1. Cadre conceptuel : des approches interculturelles aux critères
interculturels
1.1. D’un concept nomade à des éléments essentiels
Depuis de nombreuses années, le concept d’interculturalité est victime non
seulement de la diversité de ses approches, soulignées par Blanchet et Coste dans
Regards critiques sur la notion d’interculturalité (2010) mais également de son
succès si bien que l’on entend fréquemment dire « Je fais de l’interculturel, j’ai pris le
thé avec un Brésilien ». Fred Dervin ira jusqu’à parler d’Impostures interculturelles
(2011), avec une fréquente insistance mise sur la différence de l’Autre dans les
programmes et discours dits interculturels. Il importe alors de clarifier notre position
s’agissant de cette notion hybride qu’est l’interculturel. Si, dans une première
période, notre approche, issue des écrits et des discussions avec Martine Abdallah-
Pretceille, insistait sur l’impossible définition de l’Autre comme sujet d’une culture
unique et statique et, par conséquent, sur l’impossibilité d’aborder l’Autre sur un
mode ontologique, cette position a cependant évolué au contact des travaux et
discussions avec Alison Gourvès-Hayward, qui a su nous faire dépasser nos a priori
sur Hofstede, Trompenaars et Byram.
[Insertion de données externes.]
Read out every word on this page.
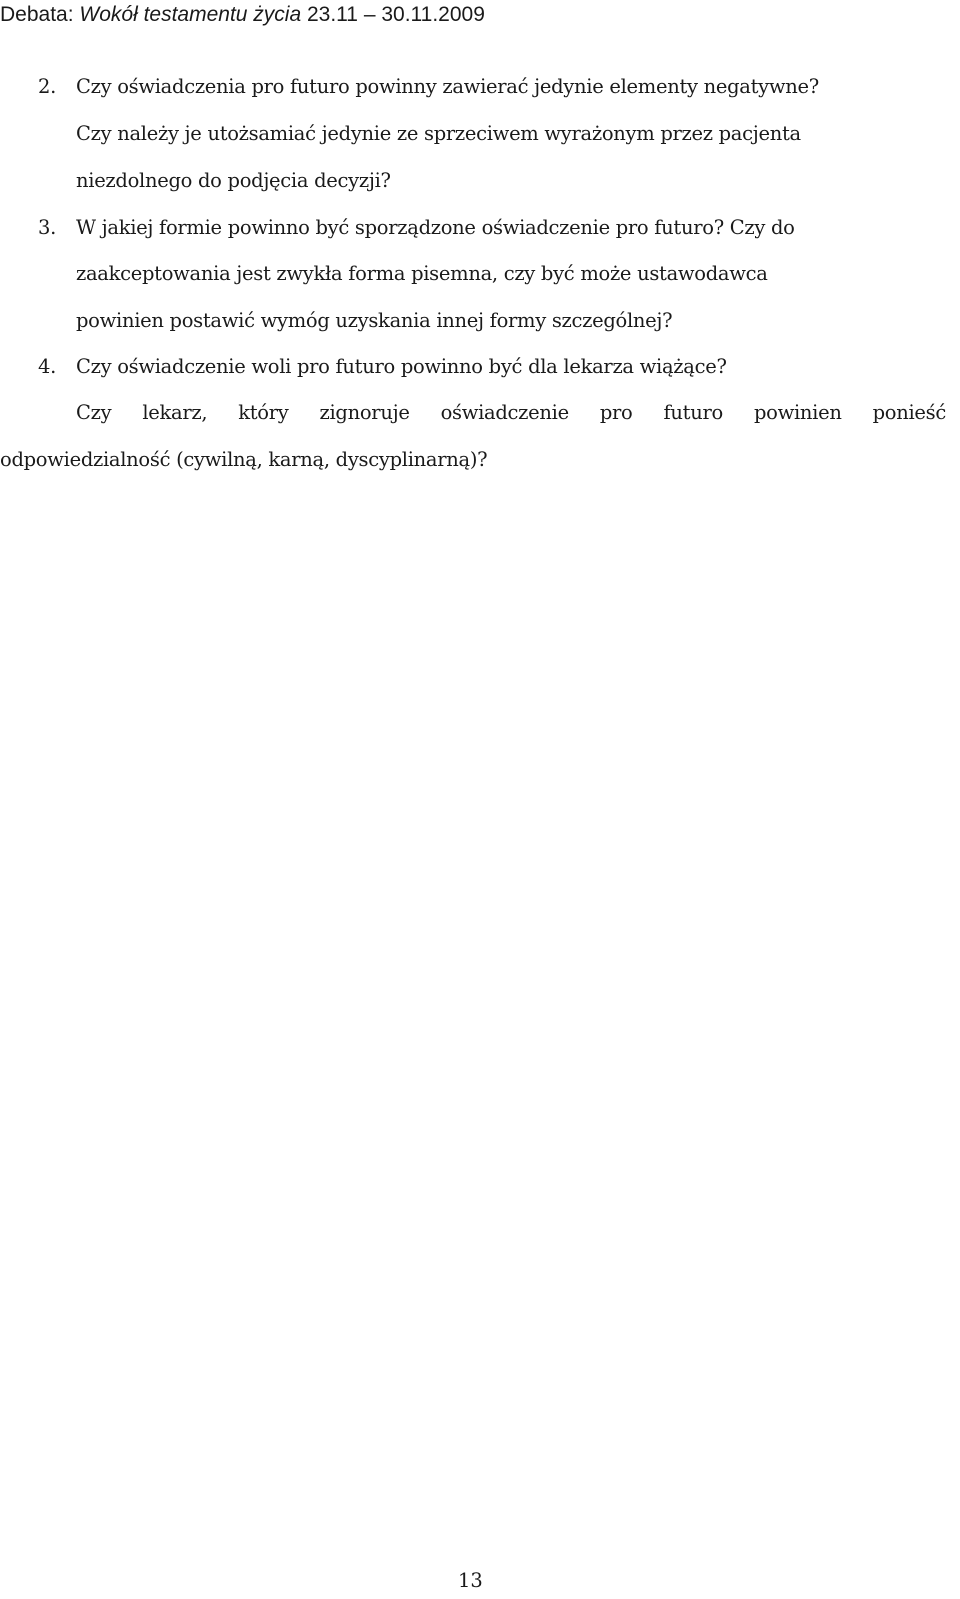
Debata: Wokół testamentu życia 23.11 – 30.11.2009
2. Czy oświadczenia pro futuro powinny zawierać jedynie elementy negatywne?
Czy należy je utożsamiać jedynie ze sprzeciwem wyrażonym przez pacjenta
niezdolnego do podjęcia decyzji?
3. W jakiej formie powinno być sporządzone oświadczenie pro futuro? Czy do
zaakceptowania jest zwykła forma pisemna, czy być może ustawodawca
powinien postawić wymóg uzyskania innej formy szczególnej?
4. Czy oświadczenie woli pro futuro powinno być dla lekarza wiążące?
Czy lekarz, który zignoruje oświadczenie pro futuro powinien ponieść
odpowiedzialność (cywilną, karną, dyscyplinarną)?
13
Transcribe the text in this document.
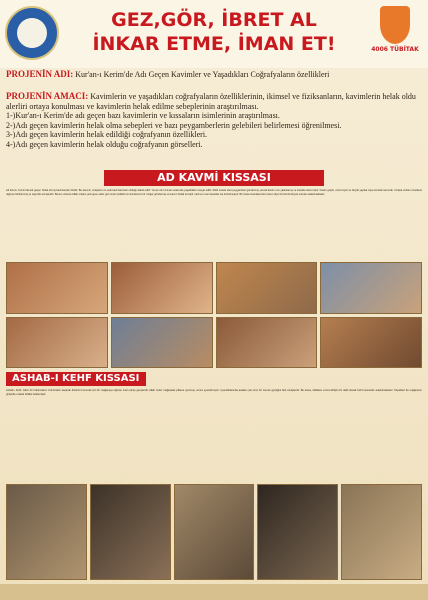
GEZ,GÖR, İBRET AL
İNKAR ETME, İMAN ET!	4006 TÜBİTAK
PROJENİN ADI: Kur'an-ı Kerim'de Adı Geçen Kavimler ve Yaşadıkları Coğrafyaların özellikleri
PROJENİN AMACI: Kavimlerin ve yaşadıkları coğrafyaların özelliklerinin, ikimsel ve fiziksanların, kavimlerin helak oldu alerliri ortaya konulması ve kavimlerin helak edilme sebeplerinin araştırılması.
1-)Kur'an-ı Kerim'de adı geçen bazı kavimlerin ve kıssaların isimlerinin araştırılması.
2-)Adı geçen kavimlerin helak olma sebepleri ve bazı peygamberlerin gelebileri belirlemesi öğrenilmesi.
3-)Adı geçen kavimlerin helak edildiği coğrafyanın özellikleri.
4-)Adı geçen kavimlerin helak olduğu coğrafyanın görselleri.
AD KAVMİ KISSASI
Ad kavmi, Kur'an'da adı geçen helak olmuş kavimlerden biridir. Bu kavmin, Arapların en eski kavimlerinden olduğu kabul edilir. Yemen ile Umman arasında yaşadıkları rivayet edilir. Allah onlara Hud peygamberi göndermiş, ancak kavim onu yalanlamış ve inkarda direnmiştir. Kavim güçlü, uzun boylu ve büyük yapılar inşa etmekle tanınırdı. Onlara verilen nimetlere rağmen kibirlenmiş ve azgınlık etmişlerdir. Bunun üzerine Allah onlara yedi gece sekiz gün süren şiddetli ve dondurucu bir rüzgar göndermiş ve kavmi helak etmiştir. Hud ve ona inananlar ise kurtulmuştur. Bu kıssa insanlara ibret olsun diye Kur'an'da birçok surede anlatılmaktadır.
ASHAB-I KEHF KISSASI
Ashab-ı Kehf, zalim bir hükümdarın zulmünden kaçarak dinlerini korumak için bir mağaraya sığınan iman etmiş gençlerdir. Allah onları mağarada yıllarca uyutmuş, sonra uyandırmıştır. Uyandıklarında aradan çok uzun bir zaman geçtiğini fark etmişlerdir. Bu kıssa, öldükten sonra dirilişin bir delili olarak Kehf suresinde anlatılmaktadır. Köpekleri de mağaranın girişinde onlarla birlikte beklemiştir.
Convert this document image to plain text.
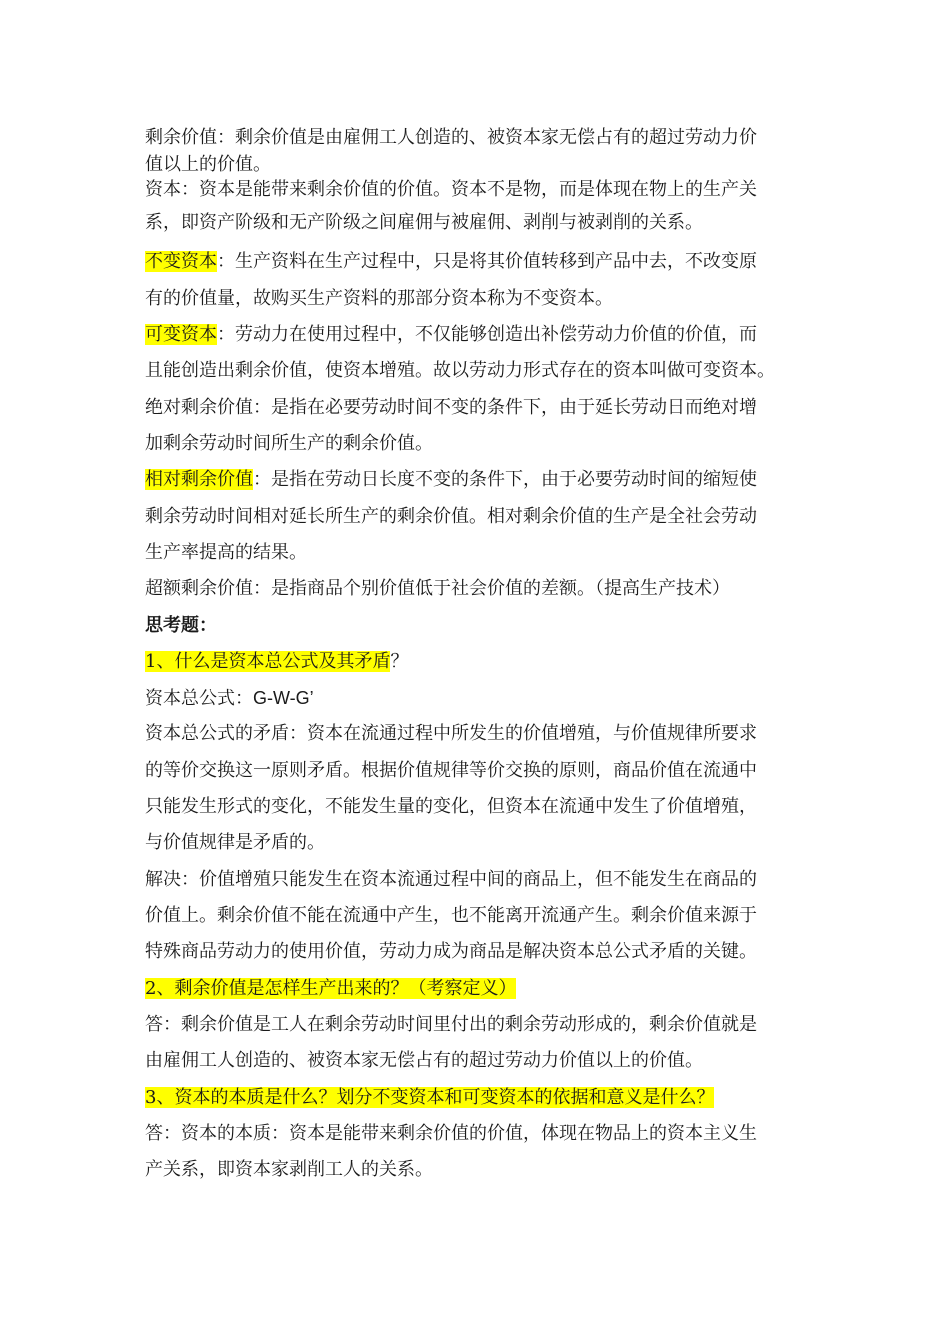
剩余价值：剩余价值是由雇佣工人创造的、被资本家无偿占有的超过劳动力价
值以上的价值。
资本：资本是能带来剩余价值的价值。资本不是物，而是体现在物上的生产关
系，即资产阶级和无产阶级之间雇佣与被雇佣、剥削与被剥削的关系。
不变资本：生产资料在生产过程中，只是将其价值转移到产品中去，不改变原
有的价值量，故购买生产资料的那部分资本称为不变资本。
可变资本：劳动力在使用过程中，不仅能够创造出补偿劳动力价值的价值，而
且能创造出剩余价值，使资本增殖。故以劳动力形式存在的资本叫做可变资本。
绝对剩余价值：是指在必要劳动时间不变的条件下，由于延长劳动日而绝对增
加剩余劳动时间所生产的剩余价值。
相对剩余价值：是指在劳动日长度不变的条件下，由于必要劳动时间的缩短使
剩余劳动时间相对延长所生产的剩余价值。相对剩余价值的生产是全社会劳动
生产率提高的结果。
超额剩余价值：是指商品个别价值低于社会价值的差额。（提高生产技术）
思考题：
1、什么是资本总公式及其矛盾？
资本总公式：G-W-G’
资本总公式的矛盾：资本在流通过程中所发生的价值增殖，与价值规律所要求
的等价交换这一原则矛盾。根据价值规律等价交换的原则，商品价值在流通中
只能发生形式的变化，不能发生量的变化，但资本在流通中发生了价值增殖，
与价值规律是矛盾的。
解决：价值增殖只能发生在资本流通过程中间的商品上，但不能发生在商品的
价值上。剩余价值不能在流通中产生，也不能离开流通产生。剩余价值来源于
特殊商品劳动力的使用价值，劳动力成为商品是解决资本总公式矛盾的关键。
2、剩余价值是怎样生产出来的？（考察定义）
答：剩余价值是工人在剩余劳动时间里付出的剩余劳动形成的，剩余价值就是
由雇佣工人创造的、被资本家无偿占有的超过劳动力价值以上的价值。
3、资本的本质是什么？划分不变资本和可变资本的依据和意义是什么？
答：资本的本质：资本是能带来剩余价值的价值，体现在物品上的资本主义生
产关系，即资本家剥削工人的关系。
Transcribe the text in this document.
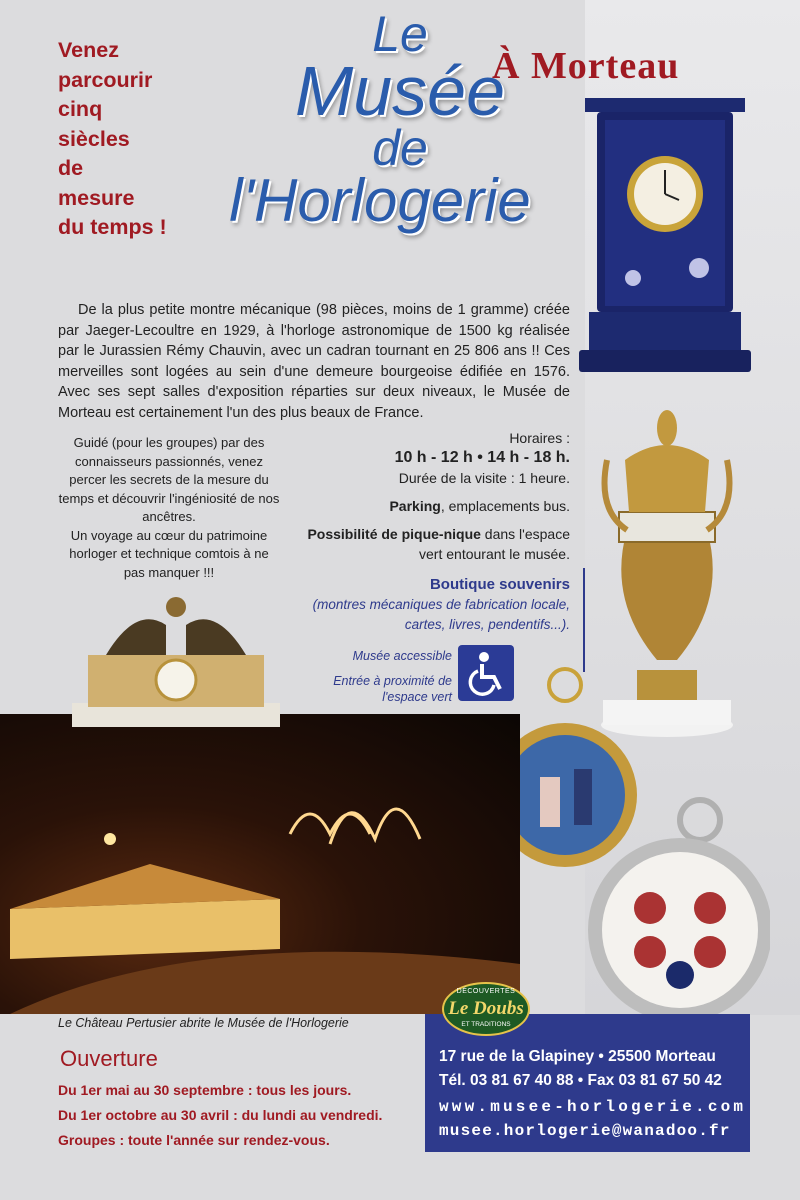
Venez
parcourir
cinq
siècles
de
mesure
du temps !
Le
Musée
de
l'Horlogerie
À Morteau

De la plus petite montre mécanique (98 pièces, moins de 1 gramme) créée par Jaeger-Lecoultre en 1929, à l'horloge astronomique de 1500 kg réalisée par le Jurassien Rémy Chauvin, avec un cadran tournant en 25 806 ans !! Ces merveilles sont logées au sein d'une demeure bourgeoise édifiée en 1576. Avec ses sept salles d'exposition réparties sur deux niveaux, le Musée de Morteau est certainement l'un des plus beaux de France.

Guidé (pour les groupes) par des connaisseurs passionnés, venez percer les secrets de la mesure du temps et découvrir l'ingéniosité de nos ancêtres.

Un voyage au cœur du patrimoine horloger et technique comtois à ne pas manquer !!!

Horaires :

10 h - 12 h • 14 h - 18 h.

Durée de la visite : 1 heure.

Parking, emplacements bus.

Possibilité de pique-nique dans l'espace vert entourant le musée.

Boutique souvenirs
(montres mécaniques de fabrication locale, cartes, livres, pendentifs...).
Musée accessible
Entrée à proximité de l'espace vert
Le Château Pertusier abrite le Musée de l'Horlogerie
Ouverture

Du 1er mai au 30 septembre : tous les jours.

Du 1er octobre au 30 avril : du lundi au vendredi.

Groupes : toute l'année sur rendez-vous.

17 rue de la Glapiney • 25500 Morteau
Tél. 03 81 67 40 88 • Fax 03 81 67 50 42
www.musee-horlogerie.com
musee.horlogerie@wanadoo.fr
DÉCOUVERTES
Le Doubs
ET TRADITIONS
Sans plonger dans un culturalisme qui
« comporte un risque de présenter les cultures – et/ou l’identité culturelle – comme
de nouveaux déterminismes » (Abdallah-Pretceille, 1996 : 20). Nous restons
convaincus que des communs partagés et répétés façonnent quelques traits et
valeurs identitaires, variables selon les groupes d’individus.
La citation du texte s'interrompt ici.